Trump tweeted, “Kim Jong Un talked about denuclearization with the South Korean Representatives, not just a freeze. Also, no missile testing by North Korea during this period of time. Great progress being made but sanctions will remain until an agreement is reached. Meeting being planned!”
The stunning announcement came after Kim extended an invitation to Trump to meet through South Korean officials, who met with Trump on Thursday. Trump would be the first sitting US president to meet with his North Korean counterpart, a stunning diplomatic breakthrough with uncertain consequences.
The South Korean delegation first met with national security adviser Lt. Gen. H.R. McMaster and then Trump, who then delivered the news, a senior administration official official said. It all happened in about an hour.
Kim told the South Koreans “he is committed to denuclearization” and pledged North Korea will “refrain from any further nuclear or missile tests,” the South Korean national security adviser Chung Eui-Yong said Thursday at the White House.
Kim also told the South Koreans he understands that the US and South Korea will move forward with their joint military exercises later this year.
Speaking from outside the West Wing, Chung said Kim “expressed his eagerness to meet President Trump as soon as possible.”
Trump has expressed an openness to dialogue with North Korea, but the Trump administration has said North Korea must first take concrete steps toward denuclearization.

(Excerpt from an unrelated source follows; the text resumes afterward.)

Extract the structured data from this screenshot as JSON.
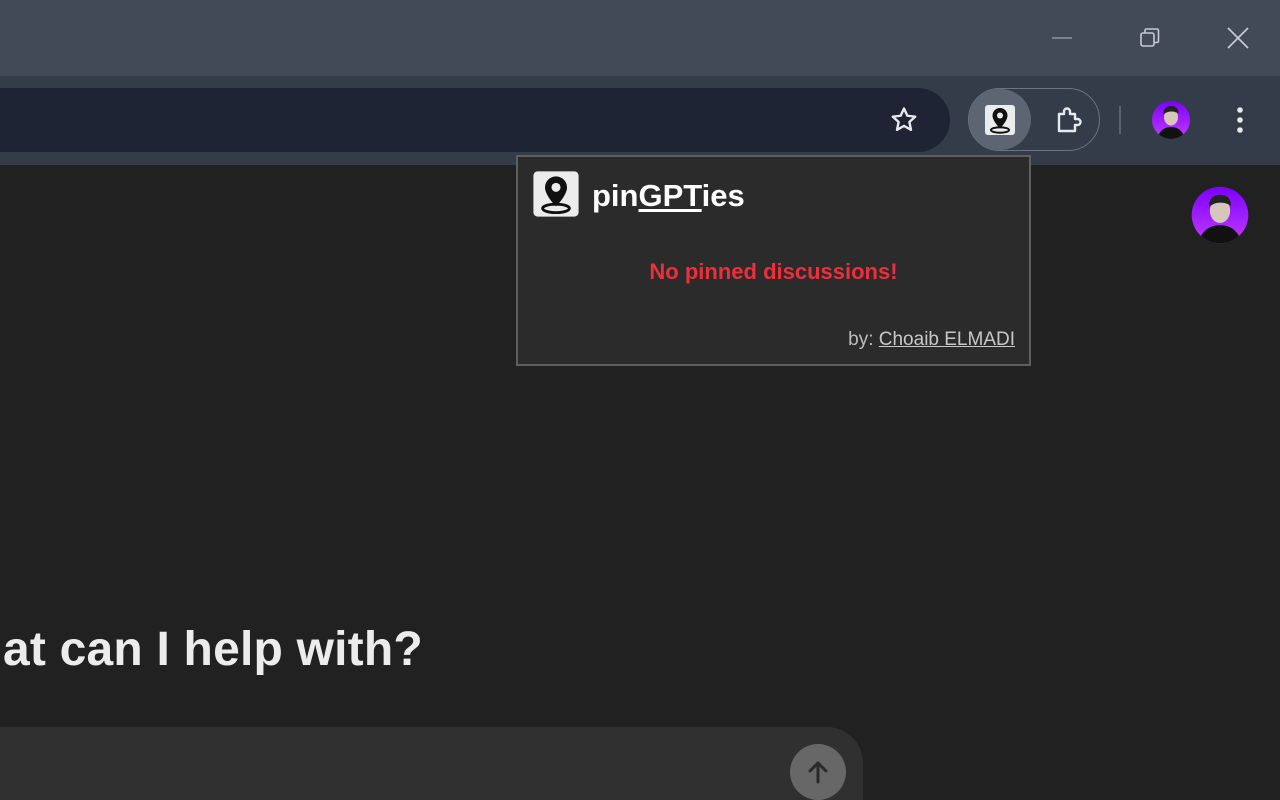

As of Thursday evening, there was no indication that North Korea had pledged to take those steps.
“All options are on the table and our posture toward the regime will not change until we see credible moves toward denuclearization,” a senior administration official told reporters on Tuesday. “What we are looking for is concrete steps toward denuclearization.”
Trump’s approach to North Korea has wavered between bellicose rhetoric and expressions of openness to diplomacy — with the President saying the US would rain “fire and fury” on North Korea one day and then saying he would consider speaking directly with the country’s leader under the right circumstances.
Amid the potentially breakthrough talks between North and South Korea, the Trump administration has also credited its campaign of “maximum pressure” on North Korea as having brought Pyongyang to the negotiating table.
Since Trump came in to office, the US has leveled some of its most significant and far-reaching sanctions against North Korea and has also succeeded in pressuring China to further isolate the regime.